Re: Resource discovery, replication (WWW Announcements archives?)

Daniel W. Connolly (connolly@hal.com)
Wed, 04 May 1994 05:31:38 -0500


In message <9405041001.AA10860@hal.com>, Martijn Koster writes:
>
>Daniel W. Connolly writes:
>>
>> I dunno... Maybe I just need to play with/read about those systems
>> more. For some reason, they strike me as too centralized: there's the
>> per-site data, and there's the list of all sites. What's in-between?
>> How is the global list maintained? Suppose I want an index of
>> resources related to biochemistry: can I build one? (with my strategy,
>> I can filter the articles however I want and build custom indexes)
>
>In ALIWEB the global list is maintained by a form for subscription,
>and email for deletion (currently by hand). But, by having a
>"standard" location for the per-site info any robot can go around
>looking for that.

How? How does the robot know where to go and look? And does each
robot have to search the entire space? With USENET news distribution,
you only need to talk to one neighbor. And he talks to his neighbors,
and so on, and so on... The whole idea here is to quit doing this
N^2 thing where all clients talk to all servers (or all robots scan
all servers...) and start doing some Nlog(N) style things.

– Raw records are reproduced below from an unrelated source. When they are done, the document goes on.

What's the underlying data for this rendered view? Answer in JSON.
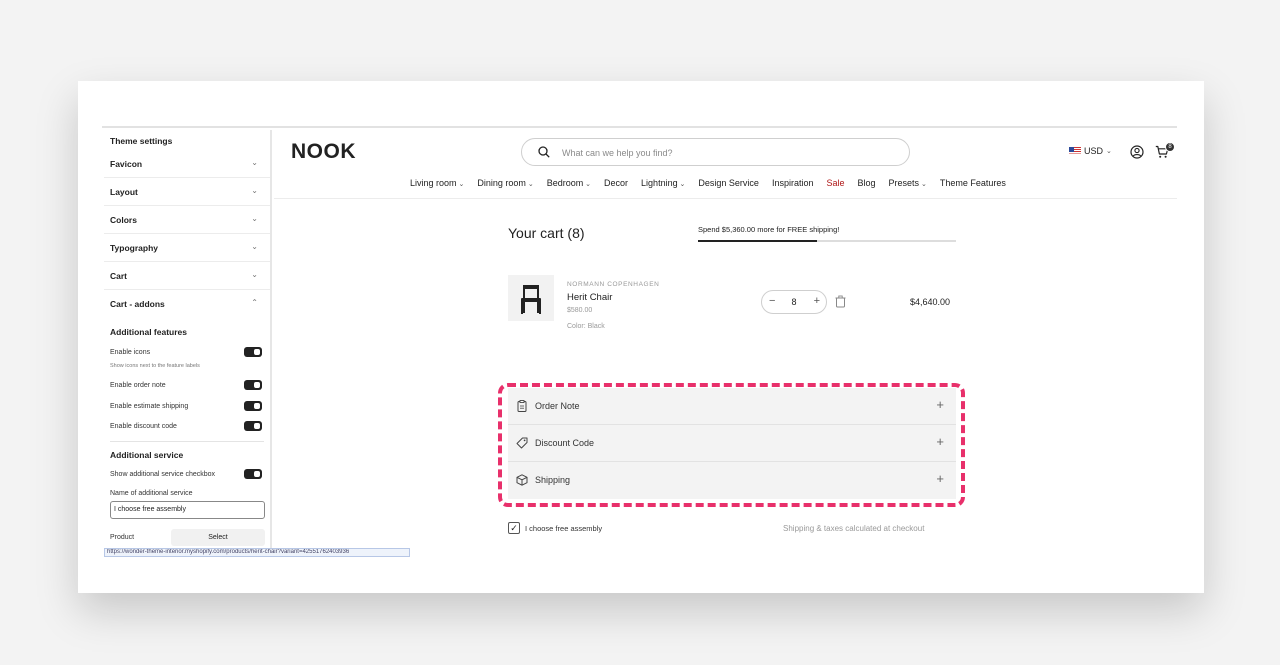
{
  "sidebar": {
    "title": "Theme settings",
    "sections": [
      {
        "label": "Favicon",
        "chevron": "⌄"
      },
      {
        "label": "Layout",
        "chevron": "⌄"
      },
      {
        "label": "Colors",
        "chevron": "⌄"
      },
      {
        "label": "Typography",
        "chevron": "⌄"
      },
      {
        "label": "Cart",
        "chevron": "⌄"
      },
      {
        "label": "Cart - addons",
        "chevron": "⌃"
      }
    ],
    "additional_features_heading": "Additional features",
    "enable_icons": "Enable icons",
    "enable_icons_hint": "Show icons next to the feature labels",
    "enable_order_note": "Enable order note",
    "enable_estimate_shipping": "Enable estimate shipping",
    "enable_discount_code": "Enable discount code",
    "additional_service_heading": "Additional service",
    "show_additional_service": "Show additional service checkbox",
    "name_of_service_label": "Name of additional service",
    "name_of_service_value": "I choose free assembly",
    "product_label": "Product",
    "select_button": "Select",
    "url_text": "https://wonder-theme-interior.myshopify.com/products/herit-chair?variant=42551762403936"
  },
  "header": {
    "logo": "NOOK",
    "search_placeholder": "What can we help you find?",
    "currency": "USD",
    "currency_chevron": "⌄",
    "cart_count": "8",
    "nav": [
      {
        "label": "Living room",
        "dropdown": true
      },
      {
        "label": "Dining room",
        "dropdown": true
      },
      {
        "label": "Bedroom",
        "dropdown": true
      },
      {
        "label": "Decor",
        "dropdown": false
      },
      {
        "label": "Lightning",
        "dropdown": true
      },
      {
        "label": "Design Service",
        "dropdown": false
      },
      {
        "label": "Inspiration",
        "dropdown": false
      },
      {
        "label": "Sale",
        "dropdown": false
      },
      {
        "label": "Blog",
        "dropdown": false
      },
      {
        "label": "Presets",
        "dropdown": true
      },
      {
        "label": "Theme Features",
        "dropdown": false
      }
    ]
  },
  "cart": {
    "title": "Your cart (8)",
    "shipping_message": "Spend $5,360.00 more for FREE shipping!",
    "shipping_progress": 0.46,
    "item": {
      "vendor": "NORMANN COPENHAGEN",
      "name": "Herit Chair",
      "price": "$580.00",
      "color": "Color: Black",
      "quantity": "8",
      "minus": "−",
      "plus": "+",
      "line_total": "$4,640.00"
    },
    "addons": [
      {
        "label": "Order Note",
        "icon": "clipboard-icon",
        "plus": "+"
      },
      {
        "label": "Discount Code",
        "icon": "tag-icon",
        "plus": "+"
      },
      {
        "label": "Shipping",
        "icon": "box-icon",
        "plus": "+"
      }
    ],
    "assembly_check": "✓",
    "assembly_label": "I choose free assembly",
    "shipping_note": "Shipping & taxes calculated at checkout"
  },
  "colors": {
    "highlight": "#e8306b",
    "sale": "#b01919"
  }
}
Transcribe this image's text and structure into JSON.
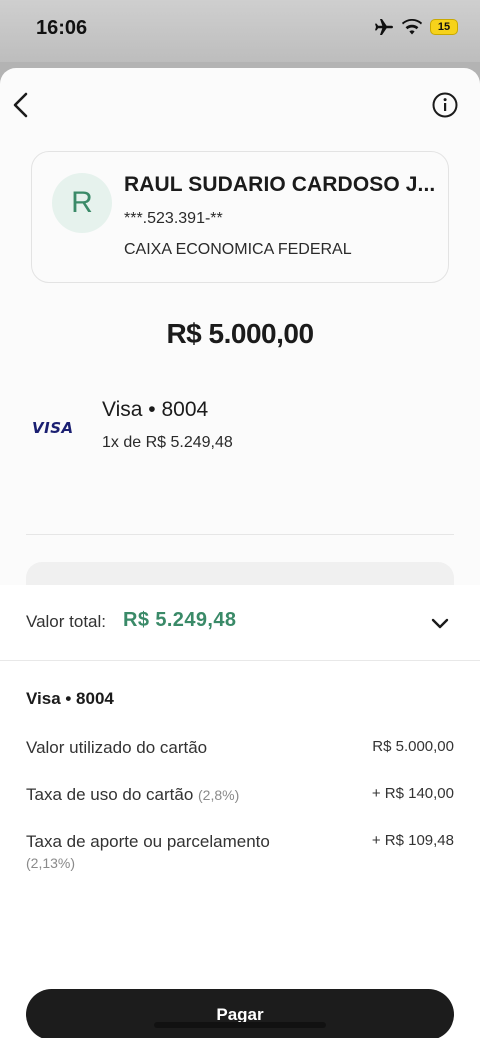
{
  "status_bar": {
    "time": "16:06",
    "battery": "15"
  },
  "recipient": {
    "initial": "R",
    "name": "RAUL SUDARIO CARDOSO J...",
    "document": "***.523.391-**",
    "bank": "CAIXA ECONOMICA FEDERAL"
  },
  "amount": "R$ 5.000,00",
  "card": {
    "brand_logo": "VISA",
    "title": "Visa • 8004",
    "installments": "1x de R$ 5.249,48"
  },
  "summary": {
    "total_label": "Valor total:",
    "total_value": "R$ 5.249,48",
    "card_title": "Visa • 8004",
    "lines": [
      {
        "label": "Valor utilizado do cartão",
        "pct": "",
        "value": "R$ 5.000,00"
      },
      {
        "label": "Taxa de uso do cartão",
        "pct": "(2,8%)",
        "value": "+ R$ 140,00"
      },
      {
        "label": "Taxa de aporte ou parcelamento",
        "pct": "(2,13%)",
        "value": "+ R$ 109,48"
      }
    ]
  },
  "actions": {
    "pay_label": "Pagar"
  },
  "colors": {
    "accent_green": "#3a8a68",
    "button_dark": "#1c1c1c",
    "visa_blue": "#1a1f71"
  }
}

>If you want an index of resources related to a particular topic you
>can either use ALIWEB simple or form-based search to do it for you,
>copy the data to your machine and do it locally, or even get the
>list of hosts and go and get the information yourself in a standard
>format.

Each of these is an all-or-nothing proposition: in the first
case, I have to locate an ALIWEB server with all the data in the
world on it (scalability test says: BZZZZT). Or I can copy
all the data to my machine (BZZZZT). Or I can get "the list of
hosts" (BZZZT) and do it myself.

With my broadcast strategy, I just set up a process that gathers new
articles and expires old ones. Server sites wouldn't necessarily renew
their announcements at the same interval, but let's say the maximum
interval for 95% of the sites is one month. Then after two months,
my database reaches steady-state. From then on, It maintains itself.

And its scalable: everybody has access to everything without anybody
having to do everything.

Dan